Ballistic electron channels forming along the edges of two-dimensional topological materials are regarded as highly promising for future electronics: they could form the basis for energy-efficient circuits and quantum computers with robust qubits. The new approach builds on the theory of ballistic charge transport developed by Rolf Landauer several decades ago. However, his classical model only describes an idealized case – Landauer assumed that electrons can enter or leave such a channel only at its ends.

Our model, however, takes a decisive step further. It considers that such a ballistic charge channel does not exist in isolation but forms the edge of a likewise conductive material through which the current is injected. Electrons can therefore enter or exit along the entire length of the channel. This allows us to describe the behaviour of such edge channels for the first time in a way that reflects what actually happens in experiments. Our theory also provides distinct signatures that can be used to identify lossless, ballistic current flow and distinguish it from conventional charge transport.

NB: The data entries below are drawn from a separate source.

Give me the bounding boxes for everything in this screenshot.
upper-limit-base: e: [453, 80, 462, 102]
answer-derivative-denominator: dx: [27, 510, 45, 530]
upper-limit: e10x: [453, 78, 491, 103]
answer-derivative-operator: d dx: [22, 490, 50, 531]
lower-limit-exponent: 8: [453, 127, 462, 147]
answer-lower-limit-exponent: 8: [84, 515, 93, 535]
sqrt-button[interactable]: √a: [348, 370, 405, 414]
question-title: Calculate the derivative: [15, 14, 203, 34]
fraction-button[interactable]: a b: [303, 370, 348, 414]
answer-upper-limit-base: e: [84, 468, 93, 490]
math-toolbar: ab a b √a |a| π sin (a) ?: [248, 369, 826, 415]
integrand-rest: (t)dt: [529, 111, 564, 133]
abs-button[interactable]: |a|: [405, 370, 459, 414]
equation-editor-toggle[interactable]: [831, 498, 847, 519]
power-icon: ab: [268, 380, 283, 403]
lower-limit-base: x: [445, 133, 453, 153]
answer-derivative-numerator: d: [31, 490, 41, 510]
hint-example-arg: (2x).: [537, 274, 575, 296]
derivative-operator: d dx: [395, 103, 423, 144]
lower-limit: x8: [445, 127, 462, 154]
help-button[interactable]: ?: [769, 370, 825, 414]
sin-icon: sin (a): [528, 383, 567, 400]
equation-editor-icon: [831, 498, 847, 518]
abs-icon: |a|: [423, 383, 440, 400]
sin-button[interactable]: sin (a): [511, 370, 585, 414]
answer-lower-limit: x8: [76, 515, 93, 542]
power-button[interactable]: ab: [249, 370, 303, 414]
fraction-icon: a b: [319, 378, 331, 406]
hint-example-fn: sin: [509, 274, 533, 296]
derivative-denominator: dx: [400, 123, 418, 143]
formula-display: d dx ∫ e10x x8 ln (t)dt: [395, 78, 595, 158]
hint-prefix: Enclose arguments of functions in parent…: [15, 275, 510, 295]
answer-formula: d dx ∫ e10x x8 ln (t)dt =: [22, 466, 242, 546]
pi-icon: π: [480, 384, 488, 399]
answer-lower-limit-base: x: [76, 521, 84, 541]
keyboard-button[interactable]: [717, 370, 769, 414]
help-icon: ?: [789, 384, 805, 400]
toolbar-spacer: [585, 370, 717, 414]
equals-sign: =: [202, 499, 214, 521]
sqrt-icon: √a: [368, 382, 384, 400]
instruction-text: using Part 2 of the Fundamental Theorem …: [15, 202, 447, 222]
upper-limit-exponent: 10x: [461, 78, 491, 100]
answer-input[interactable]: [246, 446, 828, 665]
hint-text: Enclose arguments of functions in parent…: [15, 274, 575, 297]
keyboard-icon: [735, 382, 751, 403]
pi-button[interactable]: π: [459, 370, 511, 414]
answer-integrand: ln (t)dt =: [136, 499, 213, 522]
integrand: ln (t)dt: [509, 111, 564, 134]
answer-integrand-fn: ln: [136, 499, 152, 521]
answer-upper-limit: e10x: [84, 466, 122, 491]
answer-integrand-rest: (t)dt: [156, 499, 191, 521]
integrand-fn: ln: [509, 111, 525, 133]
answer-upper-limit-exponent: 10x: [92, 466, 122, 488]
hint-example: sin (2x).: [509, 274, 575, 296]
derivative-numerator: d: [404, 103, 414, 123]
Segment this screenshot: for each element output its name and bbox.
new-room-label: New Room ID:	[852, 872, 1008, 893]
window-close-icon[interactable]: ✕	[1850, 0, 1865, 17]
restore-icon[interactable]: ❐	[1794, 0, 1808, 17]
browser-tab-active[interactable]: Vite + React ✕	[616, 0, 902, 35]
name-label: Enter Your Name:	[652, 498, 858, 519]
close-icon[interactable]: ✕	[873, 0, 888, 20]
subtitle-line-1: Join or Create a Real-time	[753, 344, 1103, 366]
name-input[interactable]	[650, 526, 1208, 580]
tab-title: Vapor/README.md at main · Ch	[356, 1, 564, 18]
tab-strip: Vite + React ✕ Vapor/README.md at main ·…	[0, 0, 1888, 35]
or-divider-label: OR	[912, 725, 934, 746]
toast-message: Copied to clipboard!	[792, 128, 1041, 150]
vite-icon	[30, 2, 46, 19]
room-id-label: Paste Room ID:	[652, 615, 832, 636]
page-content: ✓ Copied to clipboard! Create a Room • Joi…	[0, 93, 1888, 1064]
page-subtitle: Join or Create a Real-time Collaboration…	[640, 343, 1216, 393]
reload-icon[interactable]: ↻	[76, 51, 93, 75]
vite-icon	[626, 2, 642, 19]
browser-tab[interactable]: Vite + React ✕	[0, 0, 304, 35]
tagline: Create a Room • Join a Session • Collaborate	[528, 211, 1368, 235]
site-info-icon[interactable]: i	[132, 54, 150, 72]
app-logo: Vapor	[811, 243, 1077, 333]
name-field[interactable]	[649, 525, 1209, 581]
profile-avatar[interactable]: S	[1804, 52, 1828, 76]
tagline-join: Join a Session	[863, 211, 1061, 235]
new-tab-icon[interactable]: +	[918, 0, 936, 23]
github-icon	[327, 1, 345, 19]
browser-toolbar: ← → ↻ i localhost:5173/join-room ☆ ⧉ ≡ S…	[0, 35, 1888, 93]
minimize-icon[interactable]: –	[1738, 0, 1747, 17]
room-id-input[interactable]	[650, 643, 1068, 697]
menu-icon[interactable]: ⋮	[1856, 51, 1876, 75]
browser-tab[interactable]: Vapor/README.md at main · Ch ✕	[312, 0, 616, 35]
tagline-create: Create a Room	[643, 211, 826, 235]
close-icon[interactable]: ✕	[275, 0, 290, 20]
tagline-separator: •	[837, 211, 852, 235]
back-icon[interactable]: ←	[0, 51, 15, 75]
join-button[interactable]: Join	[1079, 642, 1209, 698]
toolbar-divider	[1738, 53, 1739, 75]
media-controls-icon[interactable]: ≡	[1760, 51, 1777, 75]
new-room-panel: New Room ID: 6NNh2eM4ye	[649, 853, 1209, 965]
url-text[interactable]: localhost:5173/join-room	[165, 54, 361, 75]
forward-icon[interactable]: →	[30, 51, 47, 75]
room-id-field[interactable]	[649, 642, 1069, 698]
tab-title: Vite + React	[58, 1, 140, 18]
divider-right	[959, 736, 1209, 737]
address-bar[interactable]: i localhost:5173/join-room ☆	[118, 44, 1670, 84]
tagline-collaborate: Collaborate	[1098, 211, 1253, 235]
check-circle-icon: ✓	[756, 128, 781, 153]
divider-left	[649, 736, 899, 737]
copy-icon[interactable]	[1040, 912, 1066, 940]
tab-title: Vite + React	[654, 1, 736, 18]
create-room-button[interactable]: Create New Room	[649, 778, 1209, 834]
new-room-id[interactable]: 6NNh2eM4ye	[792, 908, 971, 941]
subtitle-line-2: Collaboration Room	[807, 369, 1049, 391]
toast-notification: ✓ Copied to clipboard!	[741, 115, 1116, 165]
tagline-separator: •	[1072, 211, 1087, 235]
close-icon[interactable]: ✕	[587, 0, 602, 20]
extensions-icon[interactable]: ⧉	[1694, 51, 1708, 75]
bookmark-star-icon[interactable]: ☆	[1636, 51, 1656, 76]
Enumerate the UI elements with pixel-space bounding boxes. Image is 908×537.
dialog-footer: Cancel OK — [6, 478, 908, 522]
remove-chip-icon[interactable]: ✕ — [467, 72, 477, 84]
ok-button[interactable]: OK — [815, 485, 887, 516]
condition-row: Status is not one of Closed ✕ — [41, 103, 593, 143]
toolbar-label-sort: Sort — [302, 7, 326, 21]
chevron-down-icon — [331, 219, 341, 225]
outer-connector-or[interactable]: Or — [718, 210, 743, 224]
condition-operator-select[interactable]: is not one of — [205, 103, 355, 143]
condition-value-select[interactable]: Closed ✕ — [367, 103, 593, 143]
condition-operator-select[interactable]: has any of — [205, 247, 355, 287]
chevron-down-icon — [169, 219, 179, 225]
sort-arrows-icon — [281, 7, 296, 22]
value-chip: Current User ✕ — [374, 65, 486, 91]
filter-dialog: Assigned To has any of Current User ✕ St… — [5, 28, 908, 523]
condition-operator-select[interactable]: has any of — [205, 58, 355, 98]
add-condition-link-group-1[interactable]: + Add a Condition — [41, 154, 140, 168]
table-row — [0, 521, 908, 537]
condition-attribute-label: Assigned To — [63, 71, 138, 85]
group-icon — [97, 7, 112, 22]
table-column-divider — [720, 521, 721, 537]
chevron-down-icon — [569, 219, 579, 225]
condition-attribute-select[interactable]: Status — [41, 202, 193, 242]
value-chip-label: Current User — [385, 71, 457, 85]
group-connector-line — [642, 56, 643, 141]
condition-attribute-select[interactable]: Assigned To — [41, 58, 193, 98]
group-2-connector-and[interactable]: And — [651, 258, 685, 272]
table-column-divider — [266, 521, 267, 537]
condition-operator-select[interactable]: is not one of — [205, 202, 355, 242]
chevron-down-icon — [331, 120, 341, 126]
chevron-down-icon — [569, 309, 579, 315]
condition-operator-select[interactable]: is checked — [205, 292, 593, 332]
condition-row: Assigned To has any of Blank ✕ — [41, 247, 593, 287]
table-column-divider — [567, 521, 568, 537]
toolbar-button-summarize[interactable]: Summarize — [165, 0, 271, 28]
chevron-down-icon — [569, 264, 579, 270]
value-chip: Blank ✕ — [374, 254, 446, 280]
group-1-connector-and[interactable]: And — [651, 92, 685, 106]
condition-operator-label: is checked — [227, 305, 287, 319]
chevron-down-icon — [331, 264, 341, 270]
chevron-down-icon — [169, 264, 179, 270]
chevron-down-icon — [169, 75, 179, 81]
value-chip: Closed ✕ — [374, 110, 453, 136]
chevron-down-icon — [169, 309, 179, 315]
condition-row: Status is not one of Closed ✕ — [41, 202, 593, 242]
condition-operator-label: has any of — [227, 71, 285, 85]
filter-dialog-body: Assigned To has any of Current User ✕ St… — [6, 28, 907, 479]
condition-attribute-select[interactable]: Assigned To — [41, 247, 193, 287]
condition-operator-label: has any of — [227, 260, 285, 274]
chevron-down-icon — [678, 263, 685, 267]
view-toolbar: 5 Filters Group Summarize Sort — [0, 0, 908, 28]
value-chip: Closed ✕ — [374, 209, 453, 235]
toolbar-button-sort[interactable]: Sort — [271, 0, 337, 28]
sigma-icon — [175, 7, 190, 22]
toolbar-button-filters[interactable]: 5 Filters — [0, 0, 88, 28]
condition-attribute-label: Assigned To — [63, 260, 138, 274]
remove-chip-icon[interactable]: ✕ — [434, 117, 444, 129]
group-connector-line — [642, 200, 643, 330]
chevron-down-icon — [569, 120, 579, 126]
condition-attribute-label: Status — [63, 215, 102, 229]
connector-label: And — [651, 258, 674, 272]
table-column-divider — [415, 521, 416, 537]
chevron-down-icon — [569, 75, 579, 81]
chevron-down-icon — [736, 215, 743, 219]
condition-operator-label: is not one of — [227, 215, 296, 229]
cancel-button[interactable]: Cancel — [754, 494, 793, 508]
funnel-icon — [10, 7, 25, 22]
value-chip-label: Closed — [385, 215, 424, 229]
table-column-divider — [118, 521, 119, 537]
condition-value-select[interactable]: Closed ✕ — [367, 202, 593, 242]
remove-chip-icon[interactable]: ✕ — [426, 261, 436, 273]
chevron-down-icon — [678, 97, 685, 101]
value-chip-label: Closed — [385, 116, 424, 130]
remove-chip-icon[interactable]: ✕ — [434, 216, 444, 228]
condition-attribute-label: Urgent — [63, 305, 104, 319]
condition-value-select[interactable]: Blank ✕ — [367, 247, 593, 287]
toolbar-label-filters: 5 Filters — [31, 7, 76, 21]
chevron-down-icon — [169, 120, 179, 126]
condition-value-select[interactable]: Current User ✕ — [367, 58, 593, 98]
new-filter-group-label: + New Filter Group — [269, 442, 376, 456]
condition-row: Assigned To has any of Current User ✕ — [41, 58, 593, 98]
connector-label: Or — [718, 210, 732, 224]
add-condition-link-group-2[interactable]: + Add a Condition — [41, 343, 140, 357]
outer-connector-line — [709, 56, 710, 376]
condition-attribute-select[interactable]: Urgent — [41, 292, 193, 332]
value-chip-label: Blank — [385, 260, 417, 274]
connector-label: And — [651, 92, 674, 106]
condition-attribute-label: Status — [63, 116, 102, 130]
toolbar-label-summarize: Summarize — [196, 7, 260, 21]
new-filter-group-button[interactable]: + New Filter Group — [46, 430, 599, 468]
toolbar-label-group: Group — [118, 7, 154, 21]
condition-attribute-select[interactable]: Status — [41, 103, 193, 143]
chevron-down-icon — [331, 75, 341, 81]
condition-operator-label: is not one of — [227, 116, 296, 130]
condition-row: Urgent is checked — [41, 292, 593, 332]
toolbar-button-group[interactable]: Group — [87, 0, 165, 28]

The model shows that the current flow through the two-dimensional material changes fundamentally due to the presence of a ballistic channel. It predicts characteristic voltage distributions that can be directly observed with nanoscale probes or multi-tip scanning tunnelling microscopes. This makes it possible to experimentally distinguish between ballistic and dissipative – that is, lossy – currents, a crucial step towards proving the existence of these exotic conduction channels beyond doubt and harnessing them for future devices.

Recent reference

Moors, K., Wagner, C., Soltner, H., Lüpke, F., Tautz, F. S., & Voigtländer, B. (2025). Distributed current injection into a one-dimensional ballistic edge channel. Physical Review Letters. DOI: https://doi.org/10.1103/l47r-plxq

Charge transport at nanostructures of quantum materials

We reveal the nanoscale transport properties of thin films of promising quantum materials like topological insulators using multi-tip STM.

Multiple parallel conduction channels exist in topological insulator thin films. To shed light on parallel transport channels in these quantum materials (top and bottom topological surface states as well as the interior of the film) we use distance dependent and gated four-probe measurements. We obtain conductivities, charge carrier concentrations, and mobilities and can disentangle top from bottom topological surface states at thin films of BiSbTe₃ [1, 2]

Moreover we have measured one of the hallmarks of topological insulators, the intrinsic spin polarisation in the topologically protected surface states, is measured at room temperature in-situ by means of four-probe scanning tunneling microscopy (STM) at a BiSbTe₃ thin film [3].